ST. THOMAS — The Government of the Virgin Islands (GVI) won an important case levied against it by HESS Oil Virgin Islands Corp. (HOVIC) & Subsidiaries, accusing the government and the Bureau of Internal Revenue (BIR) of seeking to recover overpayments in income taxes to the BIR.
According to the opinion, in April 2011, HOVIC filed amended tax returns for 2006 and 2007, seeking a total refund of approximately $84 million based on a carryback of tax losses incurred in the 2008 and 2009 years. HOVIC filed one tax refund claim for 2006, and two claims for 2007, however BIR denied all of the claims.

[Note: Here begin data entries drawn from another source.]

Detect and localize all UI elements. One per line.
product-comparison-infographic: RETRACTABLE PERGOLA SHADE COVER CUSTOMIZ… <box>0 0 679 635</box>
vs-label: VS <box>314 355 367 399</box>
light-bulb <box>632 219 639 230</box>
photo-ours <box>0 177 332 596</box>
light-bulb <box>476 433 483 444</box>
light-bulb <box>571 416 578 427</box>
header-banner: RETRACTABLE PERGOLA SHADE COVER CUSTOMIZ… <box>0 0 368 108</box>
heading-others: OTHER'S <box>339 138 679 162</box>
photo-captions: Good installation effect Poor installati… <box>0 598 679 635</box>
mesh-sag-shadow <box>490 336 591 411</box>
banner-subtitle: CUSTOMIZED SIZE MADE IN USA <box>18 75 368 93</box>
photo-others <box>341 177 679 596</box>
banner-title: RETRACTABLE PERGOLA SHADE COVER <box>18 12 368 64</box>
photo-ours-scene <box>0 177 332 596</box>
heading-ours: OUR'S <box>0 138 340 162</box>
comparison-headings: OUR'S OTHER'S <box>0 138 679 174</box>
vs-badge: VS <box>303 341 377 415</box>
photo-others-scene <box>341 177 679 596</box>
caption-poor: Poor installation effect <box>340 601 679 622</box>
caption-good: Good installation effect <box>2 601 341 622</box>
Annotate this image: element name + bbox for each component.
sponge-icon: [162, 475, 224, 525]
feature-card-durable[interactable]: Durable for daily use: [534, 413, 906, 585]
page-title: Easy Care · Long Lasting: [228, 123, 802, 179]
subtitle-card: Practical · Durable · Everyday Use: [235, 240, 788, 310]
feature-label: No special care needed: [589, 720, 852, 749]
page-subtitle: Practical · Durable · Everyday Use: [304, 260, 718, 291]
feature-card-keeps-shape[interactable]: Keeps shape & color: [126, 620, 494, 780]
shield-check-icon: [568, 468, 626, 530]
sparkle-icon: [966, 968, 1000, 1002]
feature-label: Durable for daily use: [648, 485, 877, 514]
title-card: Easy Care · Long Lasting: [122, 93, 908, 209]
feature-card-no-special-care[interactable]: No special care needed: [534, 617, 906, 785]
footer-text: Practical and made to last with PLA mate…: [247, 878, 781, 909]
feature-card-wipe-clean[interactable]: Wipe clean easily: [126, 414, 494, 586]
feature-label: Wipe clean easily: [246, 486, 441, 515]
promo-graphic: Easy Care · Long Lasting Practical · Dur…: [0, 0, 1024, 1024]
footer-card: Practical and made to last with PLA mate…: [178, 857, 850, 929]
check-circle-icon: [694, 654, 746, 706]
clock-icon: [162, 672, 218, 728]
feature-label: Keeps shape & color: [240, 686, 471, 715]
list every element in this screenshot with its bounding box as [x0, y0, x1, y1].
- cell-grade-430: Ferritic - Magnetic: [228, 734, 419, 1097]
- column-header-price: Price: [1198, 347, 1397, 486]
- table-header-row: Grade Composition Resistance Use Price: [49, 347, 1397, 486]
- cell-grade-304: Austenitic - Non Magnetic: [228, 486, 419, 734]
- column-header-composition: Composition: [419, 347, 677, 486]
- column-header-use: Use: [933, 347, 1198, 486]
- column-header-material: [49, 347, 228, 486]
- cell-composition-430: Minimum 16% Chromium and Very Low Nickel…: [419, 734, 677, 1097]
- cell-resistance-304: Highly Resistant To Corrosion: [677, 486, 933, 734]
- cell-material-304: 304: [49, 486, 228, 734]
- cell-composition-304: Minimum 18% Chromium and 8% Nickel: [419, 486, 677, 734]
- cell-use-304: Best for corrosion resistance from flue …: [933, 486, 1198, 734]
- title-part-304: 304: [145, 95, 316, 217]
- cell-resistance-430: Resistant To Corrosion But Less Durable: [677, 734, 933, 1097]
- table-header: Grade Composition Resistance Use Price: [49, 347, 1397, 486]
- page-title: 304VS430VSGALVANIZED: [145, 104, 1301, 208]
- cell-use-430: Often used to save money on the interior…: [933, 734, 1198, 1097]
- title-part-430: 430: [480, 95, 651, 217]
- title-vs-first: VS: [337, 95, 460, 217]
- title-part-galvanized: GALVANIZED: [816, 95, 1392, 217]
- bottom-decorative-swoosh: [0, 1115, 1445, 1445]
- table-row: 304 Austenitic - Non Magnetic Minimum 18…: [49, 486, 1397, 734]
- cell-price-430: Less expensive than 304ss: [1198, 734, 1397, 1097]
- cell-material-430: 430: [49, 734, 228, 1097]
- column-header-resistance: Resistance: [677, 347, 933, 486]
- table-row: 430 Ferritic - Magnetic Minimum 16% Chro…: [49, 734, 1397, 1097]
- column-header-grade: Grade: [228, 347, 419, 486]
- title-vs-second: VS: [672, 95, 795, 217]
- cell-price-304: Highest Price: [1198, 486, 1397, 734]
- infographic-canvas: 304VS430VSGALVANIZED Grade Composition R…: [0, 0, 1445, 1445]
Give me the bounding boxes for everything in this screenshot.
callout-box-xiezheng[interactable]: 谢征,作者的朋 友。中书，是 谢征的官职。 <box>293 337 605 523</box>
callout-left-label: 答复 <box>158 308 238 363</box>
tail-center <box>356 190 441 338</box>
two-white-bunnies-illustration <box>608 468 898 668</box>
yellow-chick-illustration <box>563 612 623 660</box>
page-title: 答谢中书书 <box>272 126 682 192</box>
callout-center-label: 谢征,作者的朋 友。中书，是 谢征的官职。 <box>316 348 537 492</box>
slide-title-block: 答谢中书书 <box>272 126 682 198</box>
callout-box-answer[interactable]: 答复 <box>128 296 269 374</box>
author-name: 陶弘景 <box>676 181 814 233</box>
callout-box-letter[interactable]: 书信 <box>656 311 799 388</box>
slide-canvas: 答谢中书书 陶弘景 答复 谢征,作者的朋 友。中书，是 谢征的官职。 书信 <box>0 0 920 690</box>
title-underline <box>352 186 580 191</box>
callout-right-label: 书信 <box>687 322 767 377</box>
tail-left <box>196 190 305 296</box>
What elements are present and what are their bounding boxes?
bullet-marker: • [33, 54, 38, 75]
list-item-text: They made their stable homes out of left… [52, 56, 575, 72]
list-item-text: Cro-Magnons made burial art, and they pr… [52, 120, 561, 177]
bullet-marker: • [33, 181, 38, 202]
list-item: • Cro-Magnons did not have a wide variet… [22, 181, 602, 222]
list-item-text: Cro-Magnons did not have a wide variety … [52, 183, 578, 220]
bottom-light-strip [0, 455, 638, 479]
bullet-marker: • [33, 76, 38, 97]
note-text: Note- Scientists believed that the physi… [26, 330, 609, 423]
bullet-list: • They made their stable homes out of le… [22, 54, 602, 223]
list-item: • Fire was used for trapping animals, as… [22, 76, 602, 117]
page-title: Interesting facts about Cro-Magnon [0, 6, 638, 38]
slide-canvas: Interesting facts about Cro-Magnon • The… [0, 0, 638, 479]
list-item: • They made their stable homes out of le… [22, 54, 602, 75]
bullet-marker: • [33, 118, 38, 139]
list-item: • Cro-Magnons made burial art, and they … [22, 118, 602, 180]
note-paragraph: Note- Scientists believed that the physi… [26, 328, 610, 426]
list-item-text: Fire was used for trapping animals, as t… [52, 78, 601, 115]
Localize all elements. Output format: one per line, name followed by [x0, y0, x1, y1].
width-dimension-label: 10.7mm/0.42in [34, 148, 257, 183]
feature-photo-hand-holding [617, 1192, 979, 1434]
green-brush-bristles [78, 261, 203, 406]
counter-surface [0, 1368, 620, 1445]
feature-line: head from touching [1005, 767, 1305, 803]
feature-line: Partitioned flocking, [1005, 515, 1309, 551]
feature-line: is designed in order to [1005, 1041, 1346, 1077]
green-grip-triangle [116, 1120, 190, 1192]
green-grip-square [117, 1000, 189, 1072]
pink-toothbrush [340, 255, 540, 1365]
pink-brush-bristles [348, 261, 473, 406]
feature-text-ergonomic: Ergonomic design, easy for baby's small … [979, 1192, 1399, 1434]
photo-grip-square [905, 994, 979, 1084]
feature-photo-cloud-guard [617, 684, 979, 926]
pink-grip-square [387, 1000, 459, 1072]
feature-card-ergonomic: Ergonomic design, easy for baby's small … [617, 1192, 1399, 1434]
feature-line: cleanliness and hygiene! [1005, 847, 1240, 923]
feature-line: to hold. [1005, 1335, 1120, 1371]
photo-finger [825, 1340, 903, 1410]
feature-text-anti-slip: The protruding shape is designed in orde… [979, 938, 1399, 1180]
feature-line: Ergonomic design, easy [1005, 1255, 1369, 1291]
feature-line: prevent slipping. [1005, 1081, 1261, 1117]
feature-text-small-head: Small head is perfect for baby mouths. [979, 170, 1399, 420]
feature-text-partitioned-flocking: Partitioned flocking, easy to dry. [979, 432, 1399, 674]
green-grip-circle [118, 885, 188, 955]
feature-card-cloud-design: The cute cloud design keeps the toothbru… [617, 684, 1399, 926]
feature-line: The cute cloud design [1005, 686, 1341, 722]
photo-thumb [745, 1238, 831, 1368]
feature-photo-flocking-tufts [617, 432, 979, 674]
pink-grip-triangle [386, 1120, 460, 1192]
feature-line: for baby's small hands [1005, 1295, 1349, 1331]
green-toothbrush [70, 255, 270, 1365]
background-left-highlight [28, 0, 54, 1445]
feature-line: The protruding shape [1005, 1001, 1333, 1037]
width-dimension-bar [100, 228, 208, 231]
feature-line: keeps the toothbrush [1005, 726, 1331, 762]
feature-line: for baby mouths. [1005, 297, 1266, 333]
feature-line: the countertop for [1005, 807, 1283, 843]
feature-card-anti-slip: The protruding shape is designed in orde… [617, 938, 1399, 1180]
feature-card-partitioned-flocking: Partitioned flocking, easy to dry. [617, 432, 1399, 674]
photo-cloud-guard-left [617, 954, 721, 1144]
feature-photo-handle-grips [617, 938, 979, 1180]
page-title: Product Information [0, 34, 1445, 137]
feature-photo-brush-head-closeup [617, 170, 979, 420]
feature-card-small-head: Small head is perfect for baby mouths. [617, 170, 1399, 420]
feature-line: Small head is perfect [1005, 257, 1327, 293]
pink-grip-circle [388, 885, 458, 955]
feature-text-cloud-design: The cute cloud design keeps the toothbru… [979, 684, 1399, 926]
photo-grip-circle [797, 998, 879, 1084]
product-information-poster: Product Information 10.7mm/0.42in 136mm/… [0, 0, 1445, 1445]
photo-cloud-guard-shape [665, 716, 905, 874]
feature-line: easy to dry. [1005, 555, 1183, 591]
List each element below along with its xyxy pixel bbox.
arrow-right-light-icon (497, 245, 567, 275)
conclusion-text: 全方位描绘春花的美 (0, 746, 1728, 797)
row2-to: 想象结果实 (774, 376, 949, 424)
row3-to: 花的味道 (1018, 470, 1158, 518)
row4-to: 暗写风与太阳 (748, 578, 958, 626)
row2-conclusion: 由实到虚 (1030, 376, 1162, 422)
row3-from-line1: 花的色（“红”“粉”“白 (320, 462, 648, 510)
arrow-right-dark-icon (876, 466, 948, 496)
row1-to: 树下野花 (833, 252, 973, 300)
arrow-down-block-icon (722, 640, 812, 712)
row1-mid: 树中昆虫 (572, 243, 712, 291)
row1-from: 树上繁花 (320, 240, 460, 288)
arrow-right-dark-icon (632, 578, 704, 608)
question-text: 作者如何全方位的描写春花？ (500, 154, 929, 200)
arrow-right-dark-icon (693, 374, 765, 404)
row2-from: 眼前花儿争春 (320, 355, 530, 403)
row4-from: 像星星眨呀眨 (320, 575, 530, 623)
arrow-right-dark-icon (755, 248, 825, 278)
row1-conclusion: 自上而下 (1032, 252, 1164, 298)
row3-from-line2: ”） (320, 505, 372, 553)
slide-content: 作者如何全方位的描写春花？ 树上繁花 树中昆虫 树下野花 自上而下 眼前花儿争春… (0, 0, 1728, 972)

HOVIC filed its action on December 24, 2014, and the GVI filed a motion to dismiss the complaint on March 16, 2015. HOVIC then moved to filed a motion to stay the proceedings, along with an opposition to the motion to dismiss, on April 2, 2015.
But the United States Southern Court District of New York, where the case was heard, sided with the GVI’s argument that the suit should be heard in the territory, opining that Virgin Islands does not qualify as “the United States” in this particular tax-related matter, as the territory, like Guam, Puerto Rico and others, remains an unincorporated property of the United States, with a “unique taxation scheme.”
In responding to the victory, Governor Kenneth Mapp said he was elated by the news, and that he would continue to fight for residents of the territory.
“I will continue to fight on behalf of the people of the Virgin Islands and for the Territory’s best interests,” he said.
The GVI had sought dismissal of the HOVIC action on four grounds: lack of subject matter jurisdiction, lack of personal jurisdiction, lack of venue, and forum non conveniens, according to the opinion. However, because the Court concluded that it lacks subject matter jurisdiction, it did not reach the remaining grounds for dismissal.